One thing that made it significantly easier for us was CQL3 had just come out. We weren’t really interested in having to write something ourselves on top of Pycassa, the Python driver. CQL was nice because we could create a schema that made it a lot of easier for us to look like our MongoDB documents. It was extremely convenient. Without CQL it would have been a lot harder; it would have been much trickier. We actually did a lot of work on this, we built CQL engine which is now as far as I know it’s the only CQL object mapper for Python and it’s open-sourced on Github.
We actually talked with DataStax‘s Tyler Hobbs about it. We’re working with him on cqlengine, which is pretty exciting. We’re shooting to get 100% compatibility with all the features of CQL3.
We’re running in AWS. We’re running on the same instances as we were prior with Mongo, but we’ll move to SSDs. Performance-wise individual reads are going to be a little bit slower and that partially has to do with the fact that we’re doing quorum reads whereas Mongo reads the slave server and you get whatever it has on it which in the past is actually been the cause of several weird bugs that are impossible to track down because your data is totally wrong. So with Cassandra we’re willing to make that slight concession as you know the data is right and where it is coming from.

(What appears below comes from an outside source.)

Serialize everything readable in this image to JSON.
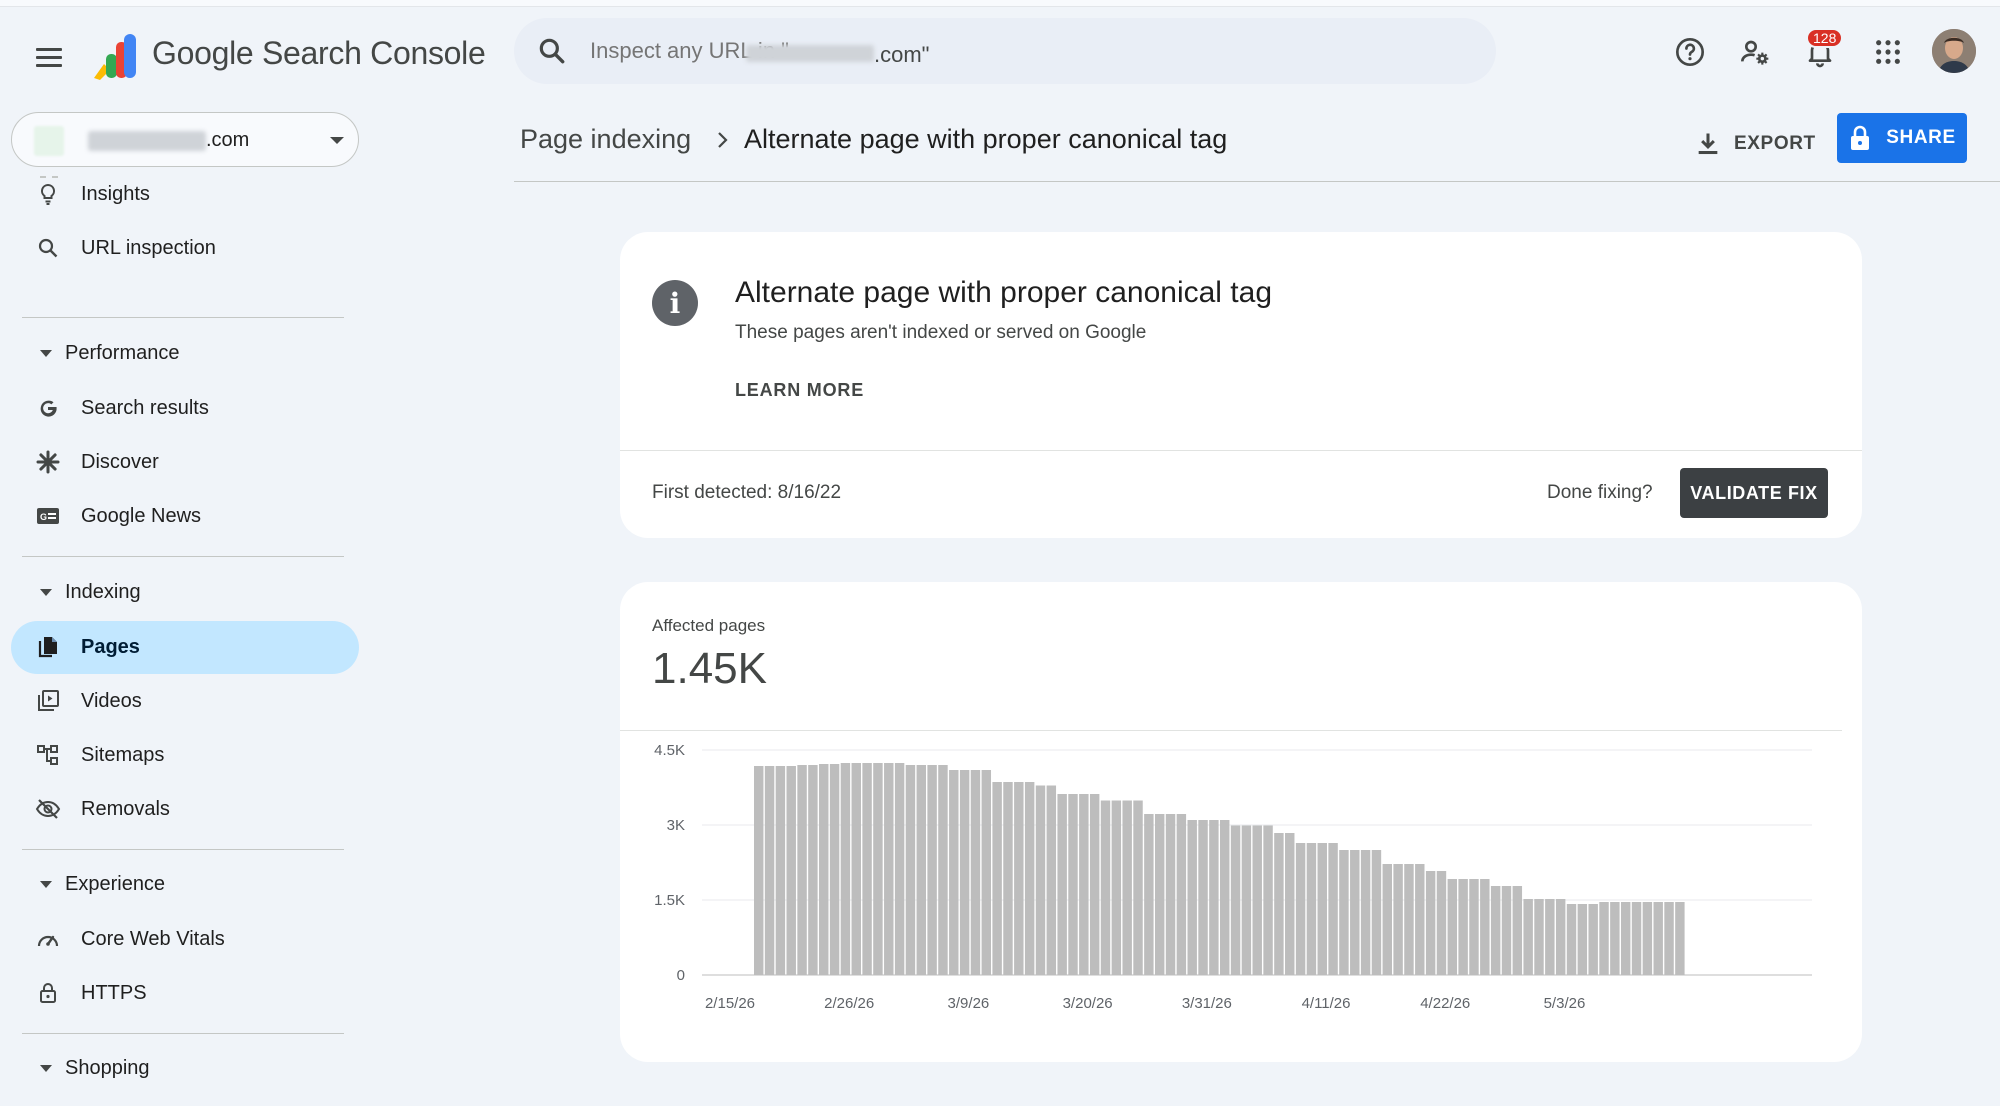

The slower reads for Cassandra is a bit of a misperception though, because although Cassandra might be slower to read one document, the way that we have our data structured it’s significantly faster to read the entire lists that we need.

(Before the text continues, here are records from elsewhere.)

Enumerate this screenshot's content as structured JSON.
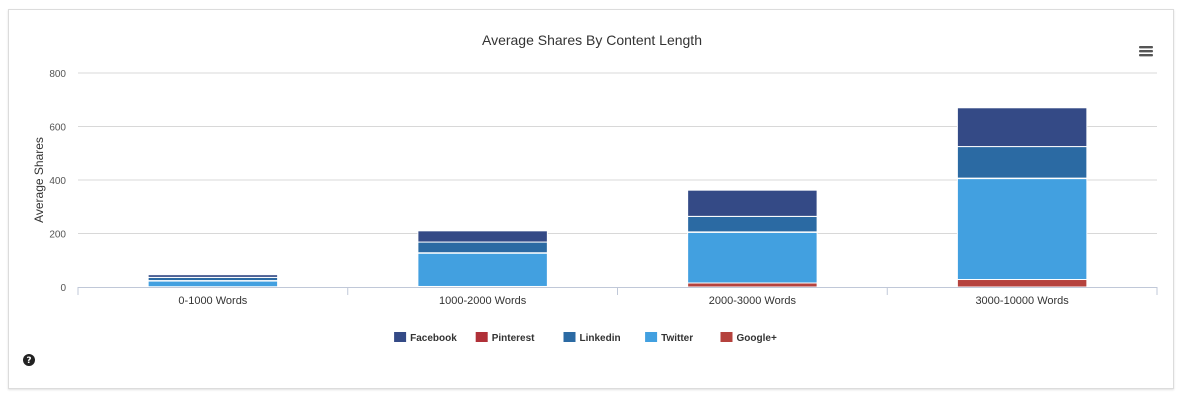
{
  "chart_data": {
    "type": "bar",
    "stacked": true,
    "title": "Average Shares By Content Length",
    "xlabel": "",
    "ylabel": "Average Shares",
    "ylim": [
      0,
      800
    ],
    "yticks": [
      0,
      200,
      400,
      600,
      800
    ],
    "categories": [
      "0-1000 Words",
      "1000-2000 Words",
      "2000-3000 Words",
      "3000-10000 Words"
    ],
    "series": [
      {
        "name": "Google+",
        "color": "#b5423d",
        "values": [
          1,
          2,
          15,
          28
        ]
      },
      {
        "name": "Twitter",
        "color": "#42a0e0",
        "values": [
          22,
          125,
          190,
          378
        ]
      },
      {
        "name": "Pinterest",
        "color": "#b03038",
        "values": [
          1,
          1,
          1,
          1
        ]
      },
      {
        "name": "Linkedin",
        "color": "#2b6aa3",
        "values": [
          12,
          40,
          58,
          118
        ]
      },
      {
        "name": "Facebook",
        "color": "#344a86",
        "values": [
          10,
          42,
          98,
          145
        ]
      }
    ],
    "legend_order": [
      "Facebook",
      "Pinterest",
      "Linkedin",
      "Twitter",
      "Google+"
    ],
    "legend_position": "bottom-center",
    "grid": true
  },
  "controls": {
    "menu_icon": "hamburger-menu-icon",
    "help_icon": "question-circle-icon"
  }
}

We make heavy use of clustering keys in order to have wide rows. For instance every person has their own view of the messages that they can look at and we use TimeUUID1’s to manage their message stream. Getting that data is insanely fast. Whereas if you were to try and do that with Mongo you would have to do this weird index look-up every time you try to do it and overtime it would just grind to a halt. It’s just that MongoDB could not work for this type of data. Fortunately Cassandra gives us that flexibility where we know how our data is going to be laid out on disk and in memory. We have control over the compaction type that lets us. We know that with LeveledCompaction our data that are going to be split across only two SSTables. It give us really fast performance and we know that if we have 10 times the traffic we could just add another server to it and everything will be fine. It’s great in that regard for us.